Ainda segundo Osório (2005) os habitantes remanescentes dos quilombos

preservam o meio ambiente e respeitam o local onde vivem, porém, sofre constantes

ameaças de expropriação das terras por inimigos que cobiçam as riquezas e

recursos naturais, fertilidade do solo e qualidade da madeira. Alguns quilombos

transformaram-se em localidades, como é o caso de ‘Ivaporanduva’, próximo ao rio

Ribeira de Iguape, no estado de São Paulo. Segundo Paulino e Ratts (2002) muitos

brasileiros não sabem da existência de áreas ocupadas pelos descendentes de

negros escravos que ousaram fundar as bases de uma nova sociedade.

Um dos maiores problemas enfrentados pelos quilombolas, atualmente, é a

aquisição dos documentos que atestam a posse de suas terras para que possam

produzir e comercializar legalmente seus produtos. São tratados como posseiros ou

sem terras e há ainda outras dificuldades enfrentadas pelos quilombolas com

relação à saúde, transporte e educação, além dos efeitos causados pelo progresso,

como é o que acontece no Vale do Ribeira, pois a construção de barragens no rio

pode obrigá-los a sair de suas terras, onde fixaram sua cultura e religião e onde

estão os seus mortos.

Cantarino (2000) afirma que apesar de as conquistas com relação aos

direitos das comunidades quilombolas estarem registradas legalmente, há uma

lentidão em se fazer cumprir esses direitos. Devido a isso, algumas organizações

têm sido criadas com a finalidade de corroborar esses direitos. Entre estas

organizações estão a Fundação Cultural Palmares (FCP); a Comissão Nacional de

Articulação das Comunidades Negras Rurais; o Projeto Vida de Negro do Maranhão

(PVN-M); a Associação Brasileira de Antropologia FORD do Brasil (ABA FORD); a

Sociedade Maranhense de Direitos Humanos (SMDDH); o Centro de Estudos Afro-

Orientais da Universidade Federal da Bahia (CEAO / UFBA).

De acordo com Osório (2005) os direitos fundamentais são elementos

básicos para a realização do principio da democracia, tendo sido alargada a

dimensão dos direitos e garantias pela inclusão dos direitos sociais como direitos

fundamentais da pessoa humana. Há alguns tratados internacionais assinados e

ratificados pelo Brasil que impõem obrigações que devem ser necessariamente

cumpridas pelo Estado Nacional com relação aos direitos culturais e territoriais das

19

comunidades remanescentes de quilombos, entre eles o direito à moradia

adequada, garantido pela Declaração dos Direitos do Homem.

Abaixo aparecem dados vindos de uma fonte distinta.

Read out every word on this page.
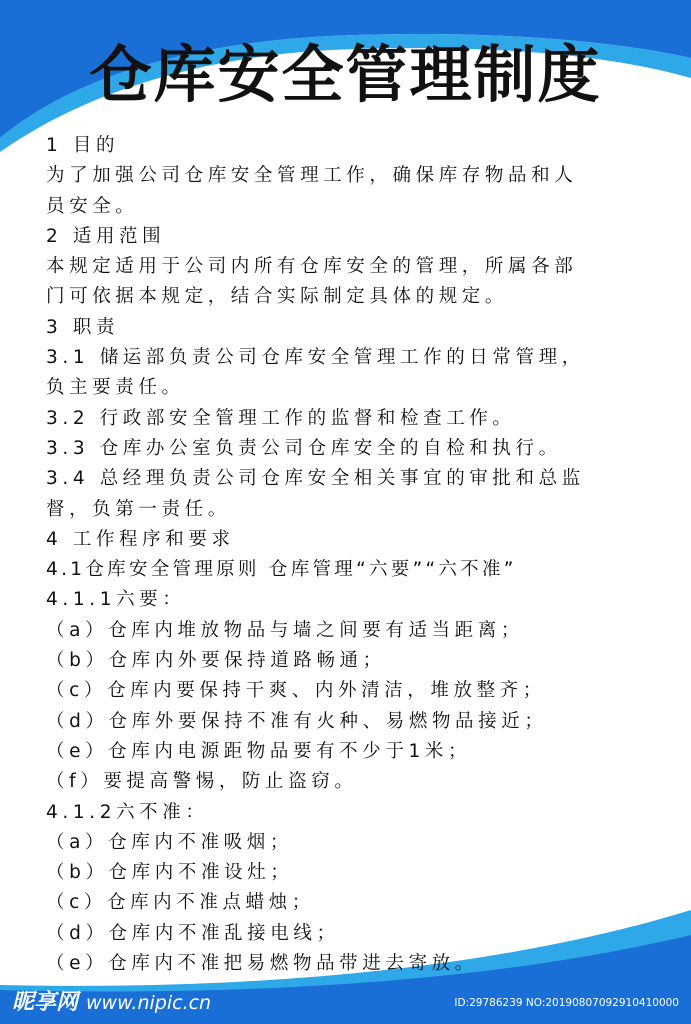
仓库安全管理制度
1 目的
为了加强公司仓库安全管理工作，确保库存物品和人
员安全。
2 适用范围
本规定适用于公司内所有仓库安全的管理，所属各部
门可依据本规定，结合实际制定具体的规定。
3 职责
3.1 储运部负责公司仓库安全管理工作的日常管理，
负主要责任。
3.2 行政部安全管理工作的监督和检查工作。
3.3 仓库办公室负责公司仓库安全的自检和执行。
3.4 总经理负责公司仓库安全相关事宜的审批和总监
督，负第一责任。
4 工作程序和要求
4.1仓库安全管理原则 仓库管理“六要”“六不准”
4.1.1六要：
（a）仓库内堆放物品与墙之间要有适当距离；
（b）仓库内外要保持道路畅通；
（c）仓库内要保持干爽、内外清洁，堆放整齐；
（d）仓库外要保持不准有火种、易燃物品接近；
（e）仓库内电源距物品要有不少于1米；
（f）要提高警惕，防止盗窃。
4.1.2六不准：
（a）仓库内不准吸烟；
（b）仓库内不准设灶；
（c）仓库内不准点蜡烛；
（d）仓库内不准乱接电线；
（e）仓库内不准把易燃物品带进去寄放。
昵享网 www.nipic.cn	ID:29786239 NO:20190807092910410000
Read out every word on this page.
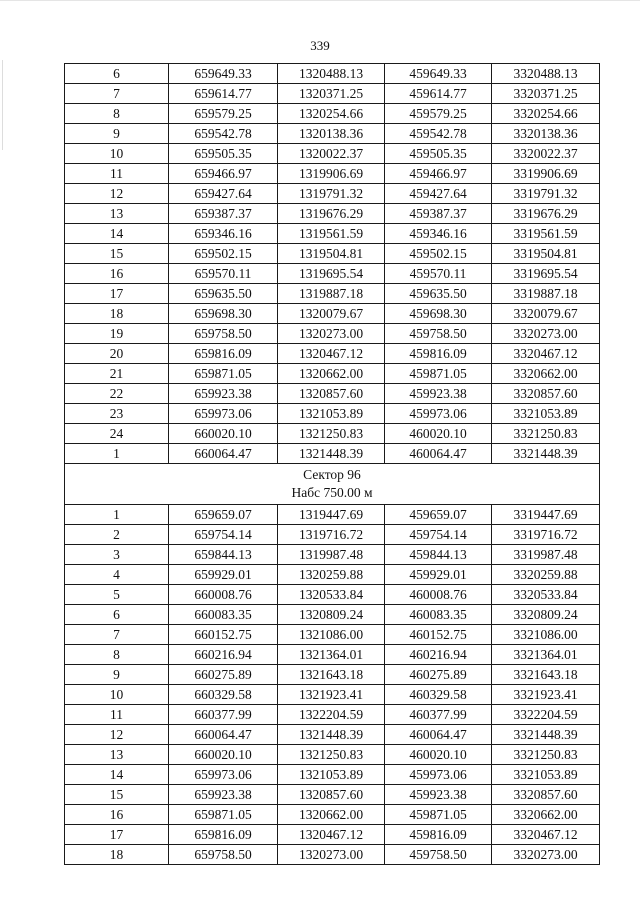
339
6	659649.33	1320488.13	459649.33	3320488.13
7	659614.77	1320371.25	459614.77	3320371.25
8	659579.25	1320254.66	459579.25	3320254.66
9	659542.78	1320138.36	459542.78	3320138.36
10	659505.35	1320022.37	459505.35	3320022.37
11	659466.97	1319906.69	459466.97	3319906.69
12	659427.64	1319791.32	459427.64	3319791.32
13	659387.37	1319676.29	459387.37	3319676.29
14	659346.16	1319561.59	459346.16	3319561.59
15	659502.15	1319504.81	459502.15	3319504.81
16	659570.11	1319695.54	459570.11	3319695.54
17	659635.50	1319887.18	459635.50	3319887.18
18	659698.30	1320079.67	459698.30	3320079.67
19	659758.50	1320273.00	459758.50	3320273.00
20	659816.09	1320467.12	459816.09	3320467.12
21	659871.05	1320662.00	459871.05	3320662.00
22	659923.38	1320857.60	459923.38	3320857.60
23	659973.06	1321053.89	459973.06	3321053.89
24	660020.10	1321250.83	460020.10	3321250.83
1	660064.47	1321448.39	460064.47	3321448.39

Сектор 96
Набс 750.00 м				

1	659659.07	1319447.69	459659.07	3319447.69
2	659754.14	1319716.72	459754.14	3319716.72
3	659844.13	1319987.48	459844.13	3319987.48
4	659929.01	1320259.88	459929.01	3320259.88
5	660008.76	1320533.84	460008.76	3320533.84
6	660083.35	1320809.24	460083.35	3320809.24
7	660152.75	1321086.00	460152.75	3321086.00
8	660216.94	1321364.01	460216.94	3321364.01
9	660275.89	1321643.18	460275.89	3321643.18
10	660329.58	1321923.41	460329.58	3321923.41
11	660377.99	1322204.59	460377.99	3322204.59
12	660064.47	1321448.39	460064.47	3321448.39
13	660020.10	1321250.83	460020.10	3321250.83
14	659973.06	1321053.89	459973.06	3321053.89
15	659923.38	1320857.60	459923.38	3320857.60
16	659871.05	1320662.00	459871.05	3320662.00
17	659816.09	1320467.12	459816.09	3320467.12
18	659758.50	1320273.00	459758.50	3320273.00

Todos têm direito a um padrão de vida adequado de saúde e bem-estar para si e para sua família, incluindo alimentação, vestuário, moradia, cuidados médicos e os necessários serviços sociais, e o direito à segurança no advento de desemprego, doença, incapacidade, viuvez, velhice ou falta de condições de subsistência em circunstâncias acima de seu controle. (DECLARAÇÃO DOS DIREITOS DO HOMEM, 1948 citado por OSÓRIO, 2005, p. 18).

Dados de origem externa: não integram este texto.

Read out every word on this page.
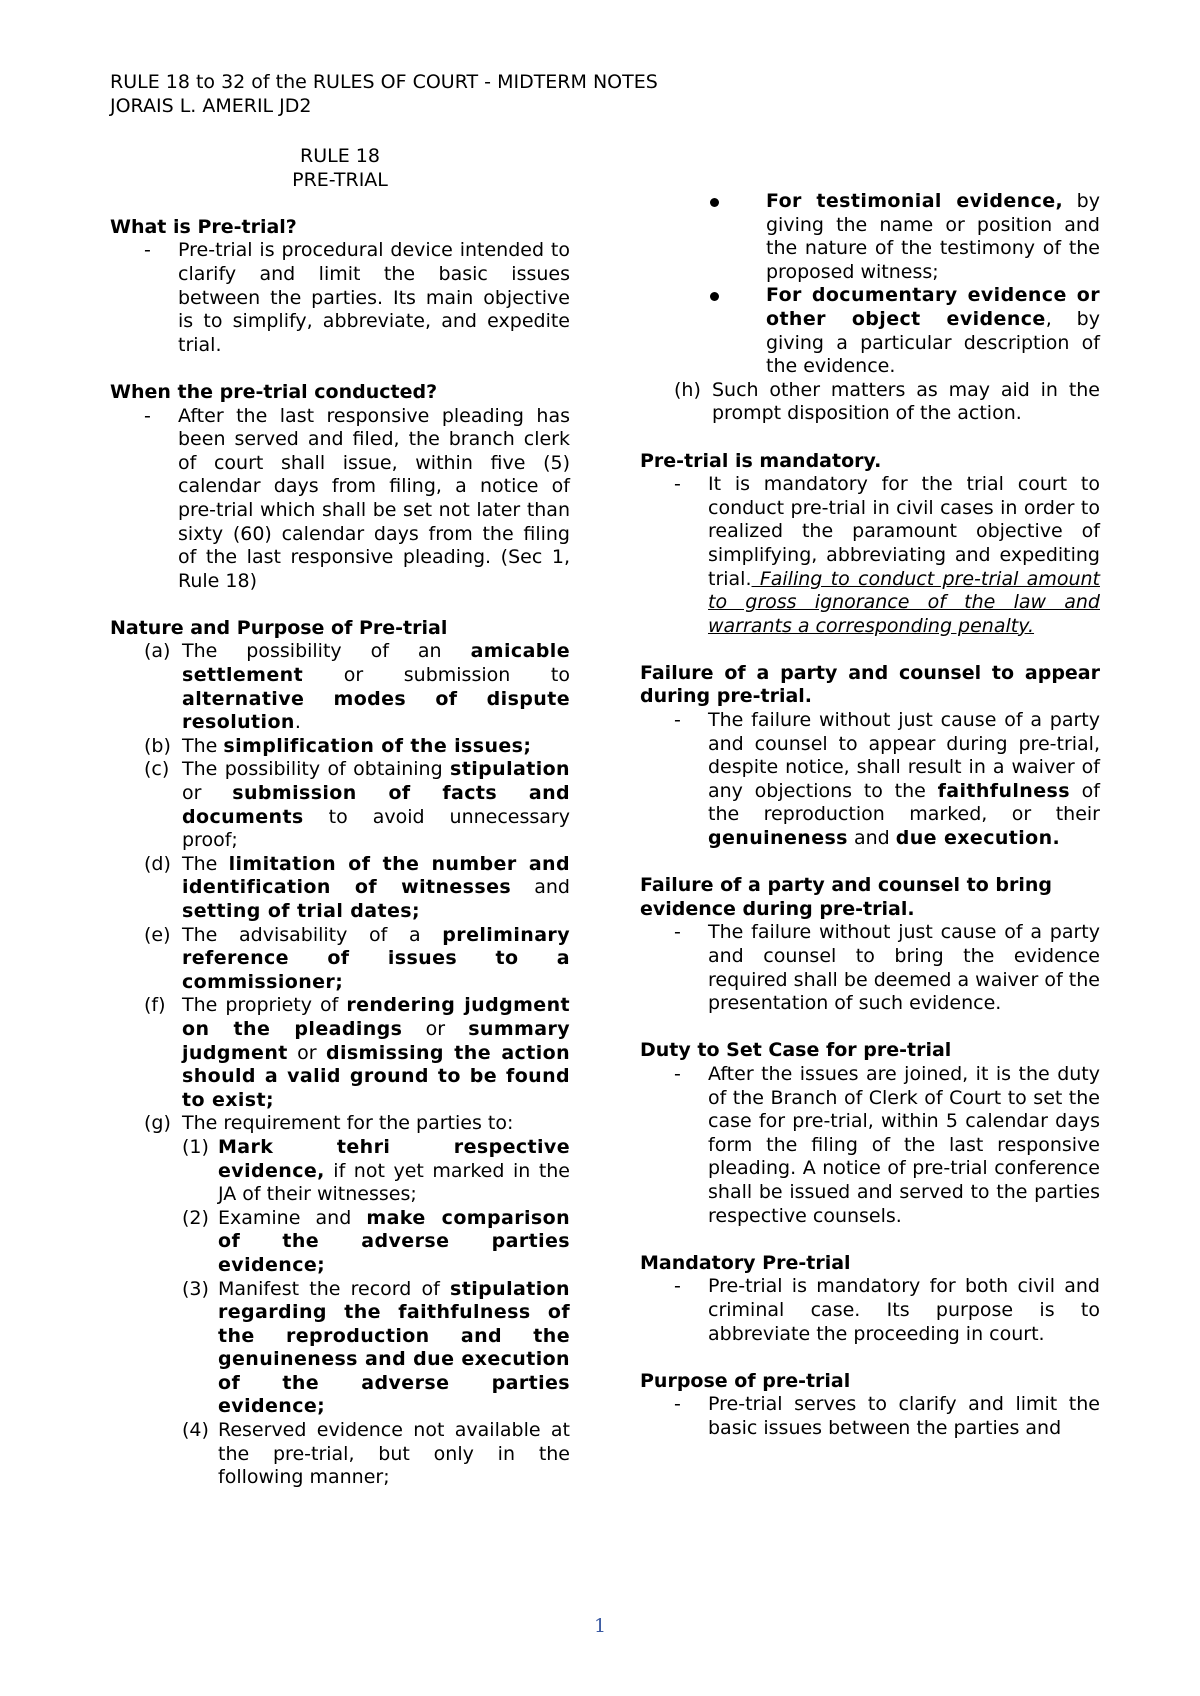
RULE 18 to 32 of the RULES OF COURT - MIDTERM NOTES
JORAIS L. AMERIL JD2
RULE 18
PRE-TRIAL
What is Pre-trial?
-	Pre-trial is procedural device intended to clarify and limit the basic issues between the parties. Its main objective is to simplify, abbreviate, and expedite trial.
When the pre-trial conducted?
-	After the last responsive pleading has been served and filed, the branch clerk of court shall issue, within five (5) calendar days from filing, a notice of pre-trial which shall be set not later than sixty (60) calendar days from the filing of the last responsive pleading. (Sec 1, Rule 18)
Nature and Purpose of Pre-trial
(a) The possibility of an amicable settlement or submission to alternative modes of dispute resolution.
(b) The simplification of the issues;
(c) The possibility of obtaining stipulation or submission of facts and documents to avoid unnecessary proof;
(d) The limitation of the number and identification of witnesses and setting of trial dates;
(e) The advisability of a preliminary reference of issues to a commissioner;
(f) The propriety of rendering judgment on the pleadings or summary judgment or dismissing the action should a valid ground to be found to exist;
(g) The requirement for the parties to:
(1) Mark tehri respective evidence, if not yet marked in the JA of their witnesses;
(2) Examine and make comparison of the adverse parties evidence;
(3) Manifest the record of stipulation regarding the faithfulness of the reproduction and the genuineness and due execution of the adverse parties evidence;
(4) Reserved evidence not available at the pre-trial, but only in the following manner;
For testimonial evidence, by giving the name or position and the nature of the testimony of the proposed witness;
For documentary evidence or other object evidence, by giving a particular description of the evidence.
(h) Such other matters as may aid in the prompt disposition of the action.
Pre-trial is mandatory.
-	It is mandatory for the trial court to conduct pre-trial in civil cases in order to realized the paramount objective of simplifying, abbreviating and expediting trial. Failing to conduct pre-trial amount to gross ignorance of the law and warrants a corresponding penalty.
Failure of a party and counsel to appear during pre-trial.
-	The failure without just cause of a party and counsel to appear during pre-trial, despite notice, shall result in a waiver of any objections to the faithfulness of the reproduction marked, or their genuineness and due execution.
Failure of a party and counsel to bring evidence during pre-trial.
-	The failure without just cause of a party and counsel to bring the evidence required shall be deemed a waiver of the presentation of such evidence.
Duty to Set Case for pre-trial
-	After the issues are joined, it is the duty of the Branch of Clerk of Court to set the case for pre-trial, within 5 calendar days form the filing of the last responsive pleading. A notice of pre-trial conference shall be issued and served to the parties respective counsels.
Mandatory Pre-trial
-	Pre-trial is mandatory for both civil and criminal case. Its purpose is to abbreviate the proceeding in court.
Purpose of pre-trial
-	Pre-trial serves to clarify and limit the basic issues between the parties and
1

Como fora registrado por Paulino e Ratts (2002), há diversas comunidades

remanescentes de quilombos que enfrentam vários problemas de saúde, educação

e transporte. Se realmente fizessem valer esses tratados, os quilombolas estariam

vivendo em condições melhores. Ainda segundo a Declaração dos Direitos do

Homem (1948 citado por OSÓRIO 2005, p. 9) afirma-se que:

Deverão ser respeitadas as modalidades de transmissão dos direitos sobre a terra. Os povos interessados deverão ser consultados sempre que for considerada sua capacidade para alienarem suas terras ou transmitirem de outra forma os seus direitos sobre essas terras para fora de sua comunidade... Dever-se-á impedir que pessoas alheias a esses povos possam se aproveitar dos costumes dos mesmos ou do desconhecimento das leis por parte de seus membros para se arrogarem à propriedade, a posse ou o uso das terras a eles pertencentes.

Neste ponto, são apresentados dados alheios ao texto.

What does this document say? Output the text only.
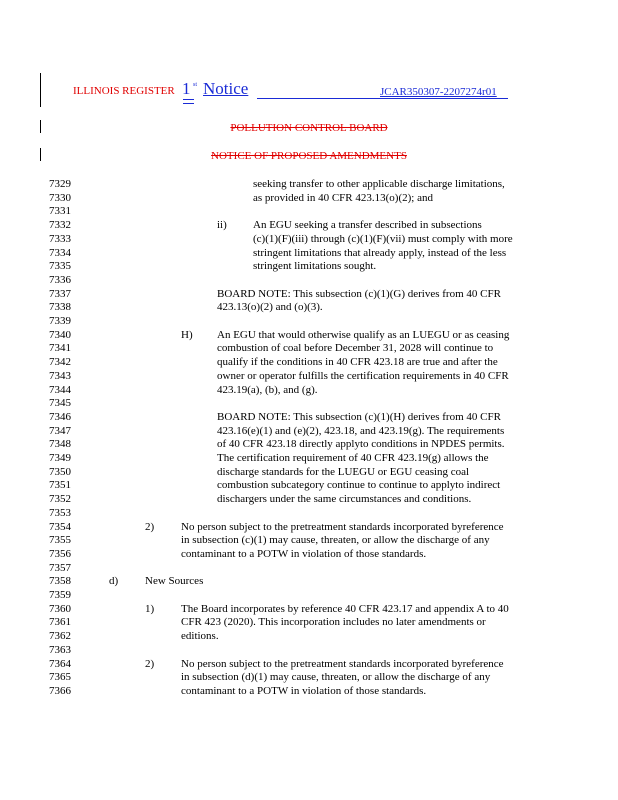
ILLINOIS REGISTER 1 st Notice	JCAR350307-2207274r01
POLLUTION CONTROL BOARD
NOTICE OF PROPOSED AMENDMENTS
7329
7330
7331
7332
7333
7334
7335
7336
7337
7338
7339
7340
7341
7342
7343
7344
7345
7346
7347
7348
7349
7350
7351
7352
7353
7354
7355
7356
7357
7358
7359
7360
7361
7362
7363
7364
7365
7366
seeking transfer to other applicable discharge limitations,
as provided in 40 CFR 423.13(o)(2); and
ii) An EGU seeking a transfer described in subsections
(c)(1)(F)(iii) through (c)(1)(F)(vii) must comply with more
stringent limitations that already apply, instead of the less
stringent limitations sought.
BOARD NOTE: This subsection (c)(1)(G) derives from 40 CFR
423.13(o)(2) and (o)(3).
H) An EGU that would otherwise qualify as an LUEGU or as ceasing
combustion of coal before December 31, 2028 will continue to
qualify if the conditions in 40 CFR 423.18 are true and after the
owner or operator fulfills the certification requirements in 40 CFR
423.19(a), (b), and (g).
BOARD NOTE: This subsection (c)(1)(H) derives from 40 CFR
423.16(e)(1) and (e)(2), 423.18, and 423.19(g). The requirements
of 40 CFR 423.18 directly applyto conditions in NPDES permits.
The certification requirement of 40 CFR 423.19(g) allows the
discharge standards for the LUEGU or EGU ceasing coal
combustion subcategory continue to continue to applyto indirect
dischargers under the same circumstances and conditions.
2) No person subject to the pretreatment standards incorporated byreference
in subsection (c)(1) may cause, threaten, or allow the discharge of any
contaminant to a POTW in violation of those standards.
d) New Sources
1) The Board incorporates by reference 40 CFR 423.17 and appendix A to 40
CFR 423 (2020). This incorporation includes no later amendments or
editions.
2) No person subject to the pretreatment standards incorporated byreference
in subsection (d)(1) may cause, threaten, or allow the discharge of any
contaminant to a POTW in violation of those standards.
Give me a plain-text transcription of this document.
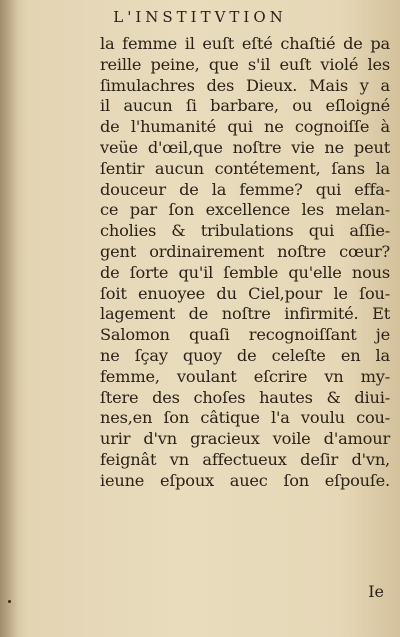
L'INSTITVTION
la femme il euſt eſté chaſtié de pa
reille peine, que s'il euſt violé les
ſimulachres des Dieux. Mais y a
il aucun ſi barbare, ou eſloigné
de l'humanité qui ne cognoiſſe à
veüe d'œil,que noſtre vie ne peut
ſentir aucun contétement, ſans la
douceur de la femme? qui effa-
ce par ſon excellence les melan-
cholies & tribulations qui aſſie-
gent ordinairement noſtre cœur?
de ſorte qu'il ſemble qu'elle nous
ſoit enuoyee du Ciel,pour le ſou-
lagement de noſtre infirmité. Et
Salomon quaſi recognoiſſant je
ne ſçay quoy de celeſte en la
femme, voulant eſcrire vn my-
ſtere des choſes hautes & diui-
nes,en ſon câtique l'a voulu cou-
urir d'vn gracieux voile d'amour
feignât vn affectueux deſir d'vn,
ieune eſpoux auec ſon eſpouſe.
Ie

Pode se notar que as comunidades quilombolas remanescentes não são

consultadas quando da alienação das terras onde vivem e não têm o direito de

herança da terra para os filhos. No artigo 25 da Declaração dos Direitos do Homem

(1948 citado por OSÓRIO 2005, p.19) podemos observar a constatação desse

direito:

Os governos deverão zelar para que sejam colocados à disposição dos povos interessados serviços de saúde adequados ou proporcionar a esses povos os meios que lhes permitam organizar e prestar tais serviços sob a sua própria responsabilidade e controle, a fim de que possam gozar do nível máximo possível de saúde física e mental.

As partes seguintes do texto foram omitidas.